O autor trata, inicialmente, do termo “ambiência” e propõe um deslocamento em relação à noção de meio ambiente como parte de um esforço de renovação epistêmica, de busca de novos conceitos, experiências e formas de refletir sobre as recentes transformações da cidade. O objetivo é, sobretudo, centrar o foco nos aspectos sensíveis do ambiente urbano. O autor deixa claro que não pretende lidar com elementos de ordem técnica e que suas reflexões se situam no cruzamento de questões de natureza social, estética, urbana, ecológica e política.

Falar de ambiência nos espaços urbanos “é compreender como as mutações da cidade de hoje se encarnam e se difundem na vida cotidiana”. Para isto são necessárias cinco operações fundamentais:

Operação 1 – Instaurar o sensível como campo de ação: partindo da ideia que o ordenamento urbano não se limita somente às formas construídas e aos espaços edificados, mas também aos ambientes sensíveis e aos envelopes climáticos. A palavra-chave: médium.

Operação 2 – Compor com tons afetivos: introduzindo o plano afetivo ao compor espaços urbanos, reconhecendo a diferença entre um meio ambiente e uma ambiência.
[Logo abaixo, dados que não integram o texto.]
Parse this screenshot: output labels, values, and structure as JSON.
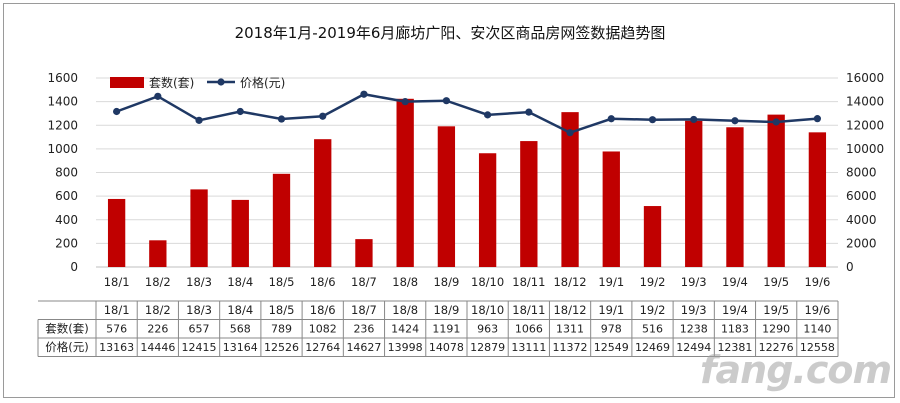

A palavra-chave é ressonância, pois é a partir dela que se amplia a nossa capacidade de afetar e de ser afetado.

Operação 3 – Dar consistência às situações urbanas: em qualquer situação urbana existe um conjunto heterogêneo de componentes e uma ambiência consiste, sobretudo em religar estes vários elementos entre si, mantendo-os unidos a fim de torná-los um conjunto. A palavra-chave é coalescência, ao tratar da consistência das situações urbanas.

Operação 4 – Manter os espaços ao longo do tempo: a intenção é prestar atenção aos aspectos ordinários dos espaços urbanos. Podemos produzir ambientação a partir de eventos específicos, mas também podemos colocar em ambiência, cuidando dos espaços do dia a dia, ao longo do tempo. Assim, a palavra-chave desta operação é manutenção.

Operação 5 – Apostando nas transformações imperceptíveis: convoca o poder de imersão de uma ambiência. A palavra-chave é: impregnação,  que valoriza sobretudo a porosidade que existe entre os habitantes e seu meio de vida, a nossa capacidade de sentir e incorporar as pequenas modulações de um espaço sensível.

Este é também o esforço dos membros do LECCUR, em suas pesquisas de campo e em suas reflexões e produções bibliográficas, textuais, articulando as dimensões que envolvem e problematizam Cidade, Cultura Contemporânea, Ambiências e Urbanidades.